Ellen Barry New York Times Nov 2019 30min Permalink
Vera Pratt moved to the island at age 70 hoping to find many years of happiness. Then she met “Psychic Angela” and her future got a whole lot more complicated.
Alexander Huls Boston Globe Oct 2021 Permalink
The Permian Basin is ground zero for a billion-dollar surge of zombie oil wells.
Clayton Aldern, Christopher Collins, Naveena Sadasivam Grist, Texas Observer Apr 2021 25min Permalink
In the days after 9/11, a photo of an unknown man falling from the South Tower appeared in publications across the globe. This is the story of that photograph, and of the search to find the man pictured in it.
Rachel Kaadzi Ghansah is an essayist. Her 2017 GQ piece “A Most American Terrorist: The Making of Dylann Roof” won the National Magazine Award and the Pulitzer Prize.
“I remember feeling like ‘you’re playing chess with evil, and you gotta win.’ Because this is the most terrible thing I’d ever seen. And I was so mad. I still get so mad. Words aren’t enough. I’m angry about it. I can’t do anything to Dylann Roof, physically, so this is what I could do.”
Thanks to MailChimp, Read This Summer, and Netflix for sponsoring this week's episode.
Jul 2018 Permalink
An early attempt to explain the world-changing power of computer software—and the minds of young programmers like Bill Gates—to a mass audience. “Software,” the article begins, “is the magic carpet to the future.”
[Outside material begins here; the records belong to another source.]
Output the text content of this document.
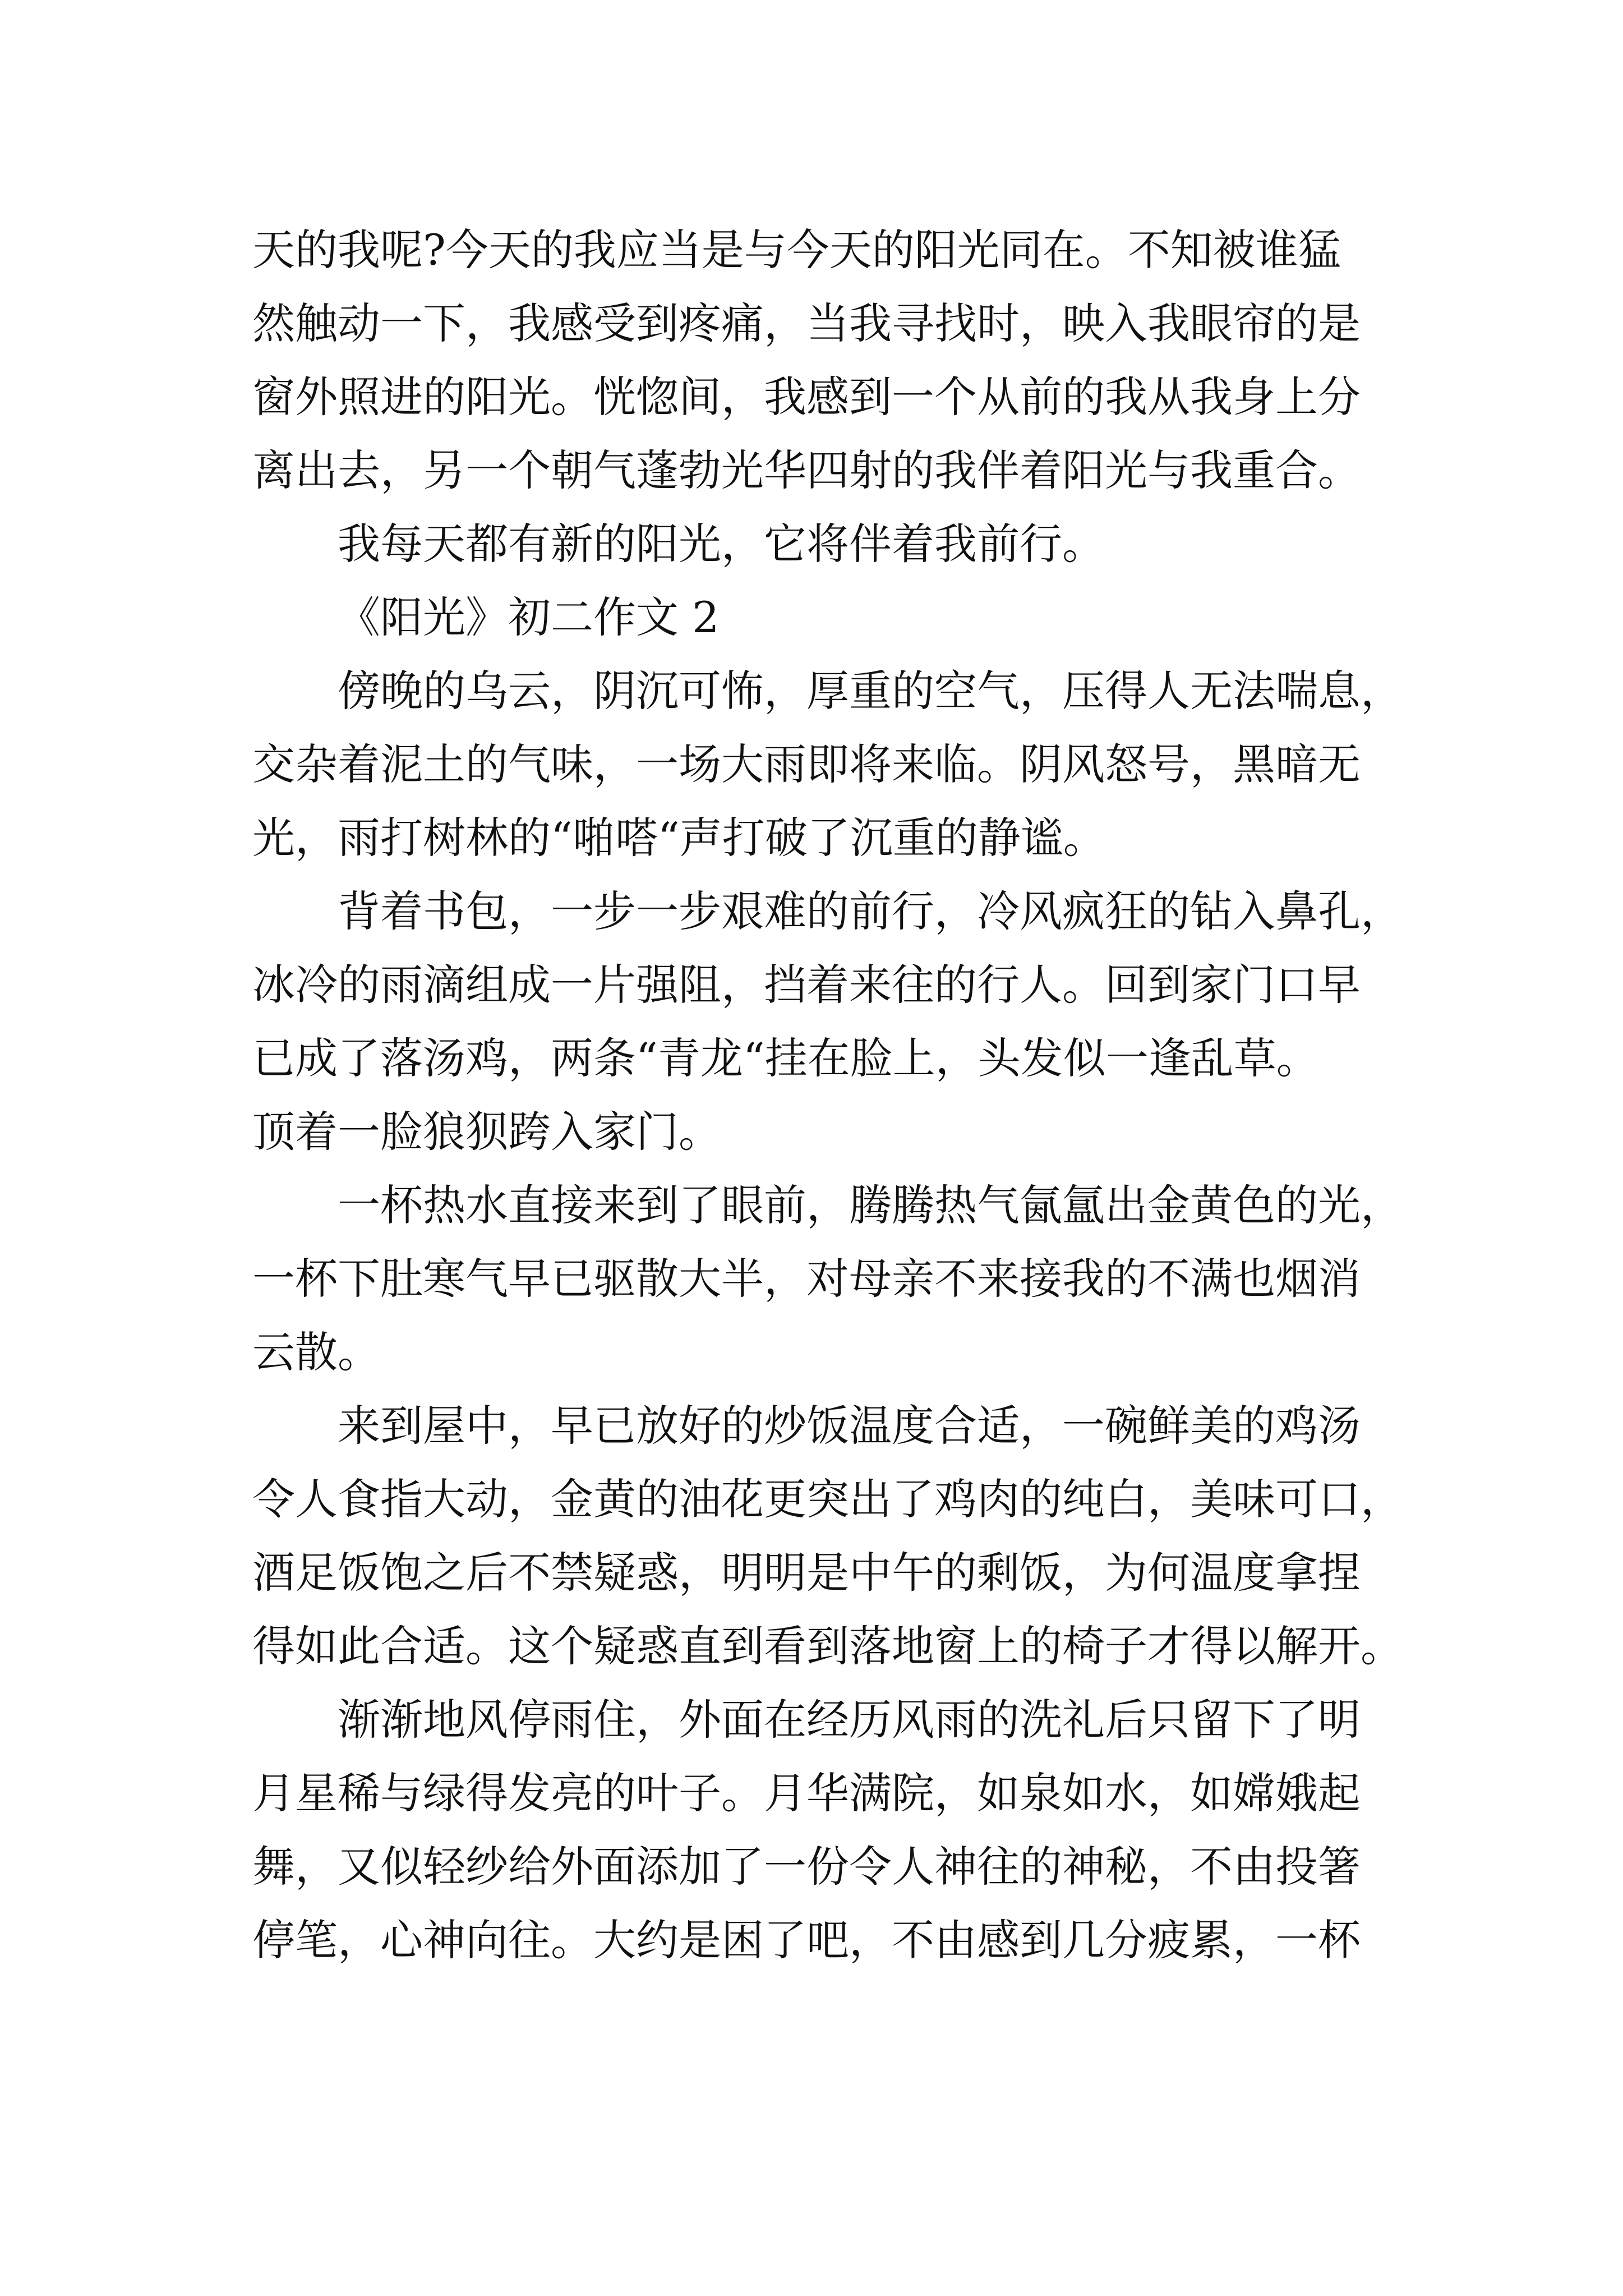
天的我呢?今天的我应当是与今天的阳光同在。不知被谁猛
然触动一下，我感受到疼痛，当我寻找时，映入我眼帘的是
窗外照进的阳光。恍惚间，我感到一个从前的我从我身上分
离出去，另一个朝气蓬勃光华四射的我伴着阳光与我重合。
我每天都有新的阳光，它将伴着我前行。
《阳光》初二作文 2
傍晚的乌云，阴沉可怖，厚重的空气，压得人无法喘息，
交杂着泥土的气味，一场大雨即将来临。阴风怒号，黑暗无
光，雨打树林的“啪嗒“声打破了沉重的静谧。
背着书包，一步一步艰难的前行，冷风疯狂的钻入鼻孔，
冰冷的雨滴组成一片强阻，挡着来往的行人。回到家门口早
已成了落汤鸡，两条“青龙“挂在脸上，头发似一逢乱草。
顶着一脸狼狈跨入家门。
一杯热水直接来到了眼前，腾腾热气氤氲出金黄色的光，
一杯下肚寒气早已驱散大半，对母亲不来接我的不满也烟消
云散。
来到屋中，早已放好的炒饭温度合适，一碗鲜美的鸡汤
令人食指大动，金黄的油花更突出了鸡肉的纯白，美味可口，
酒足饭饱之后不禁疑惑，明明是中午的剩饭，为何温度拿捏
得如此合适。这个疑惑直到看到落地窗上的椅子才得以解开。
渐渐地风停雨住，外面在经历风雨的洗礼后只留下了明
月星稀与绿得发亮的叶子。月华满院，如泉如水，如嫦娥起
舞，又似轻纱给外面添加了一份令人神往的神秘，不由投箸
停笔，心神向往。大约是困了吧，不由感到几分疲累，一杯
Michael Moritz, Peter Stoler Time Apr 1984 Permalink
As the snow tires rumbled on the highway beneath us, a neo-Nazi "troll army" was several days into attacking the Jewish people of Whitefish on Spencer's behalf, based on a belief that some Whitefish Jews had recently tried to run Spencer and his mother out of town. Details about what actually happened between the town and the Spencers were in short supply, and, among the neo-Nazi troll brigades, anti-Semitism was in abundance.
Eli Sanders The Stranger Jan 2017 25min Permalink
Jurors from the Emmett Till trial revisit the case 50 years later.
Richard Rubin New York Times Magazine Jul 2005 20min Permalink
On the stories we tell ourselves about happiness and the indecent questions we ask women who decided not to become moms.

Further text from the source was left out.